Even before the Hermann announcement, Tracy clearly had compiled an impressive soccer resume at Wake Forest: three College Cup appearances, All-ACC and All-American honors, the 2007 national championship and the 2007 College Cup Most Outstanding Offensive Player award.
Tracy was one of just two players in the nation to tally double digits in goals (13) and assists (10) this season. His stellar performances throughout the year -- he had a point in 16 of Wake Forest's 24 games -- helped the Demon Deacons to a 21-2-1 record.
He finishes his college career as one of the top players in Wake Forest history, ranking among the program's top 10 in career points (83), goals (30) and assists (23).Over my career at Wake Forest, I've just grown as a person and a player," Tracy said, reflecting on his four years in Winston-Salem. "I've just learned so much about discipline and the game of soccer and those are things that are going to take me far."
Teammate Sam Cronin joined Tracy as a finalist for the award, finishing third in the voting.
"What a tremendous situation," Vidovich said. "To have two finalists in the same year is just a special thing. ... Their success and growth as players has really driven the program to another level."
A senior midfielder, Cronin has been an anchor for Wake Forest, never missing a game or a practice in his four years with the program.
"Sam is just the consummate team player," Vidovich said. "To be just one of the final three is unbelievable. Really, it's a tremendous credit to all three of the boys."

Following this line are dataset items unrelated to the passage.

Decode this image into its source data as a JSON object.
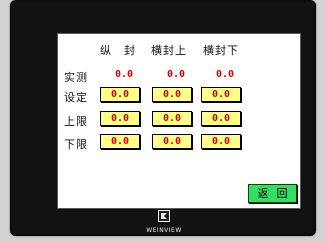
{
  "columns": [
    "纵　封",
    "横封上",
    "横封下"
  ],
  "rows": [
    {
      "label": "实测",
      "values": [
        "0.0",
        "0.0",
        "0.0"
      ]
    },
    {
      "label": "设定",
      "values": [
        "0.0",
        "0.0",
        "0.0"
      ]
    },
    {
      "label": "上限",
      "values": [
        "0.0",
        "0.0",
        "0.0"
      ]
    },
    {
      "label": "下限",
      "values": [
        "0.0",
        "0.0",
        "0.0"
      ]
    }
  ],
  "back_button_label": "返回",
  "brand": "WEINVIEW",
  "colors": {
    "screen_bg": "#ffffff",
    "input_bg": "#ffff88",
    "value_text": "#e00000",
    "back_button": "#33dd66",
    "bezel": "#121212"
  }
}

The third of those players was Akron's Steve Zakuani, who finished as the Hermann runner-up. The sophomore led the nation in goals (20) and points (47). Zakuani also will join the professional ranks, having declared himself for the MLS draft.
"As good as he is and as well as he did in college soccer, he still has a lot of room for growth as a player, and I think that's what's most exciting for me," Zips coach Caleb Porter said. "The timing was right for him, time for him to make a jump to the next level."
That doesn't mean the forward won't be missed.
"He proved to be a difference-maker," Porter said. "For him to put up these numbers in the modern era of soccer is incredible, especially as a sophomore."
Porter also lauded Zakuani's company among the finalists.
"The Wake Forest program has really set the standard for college soccer the last four or five years, and for him to be considered amongst that group is a great honor and a testament to the quality of player that he is," Porter said.
It's that level of quality all three of the finalists will carry with them as they pursue the game in the next phase of their playing careers -- be it here or abroad.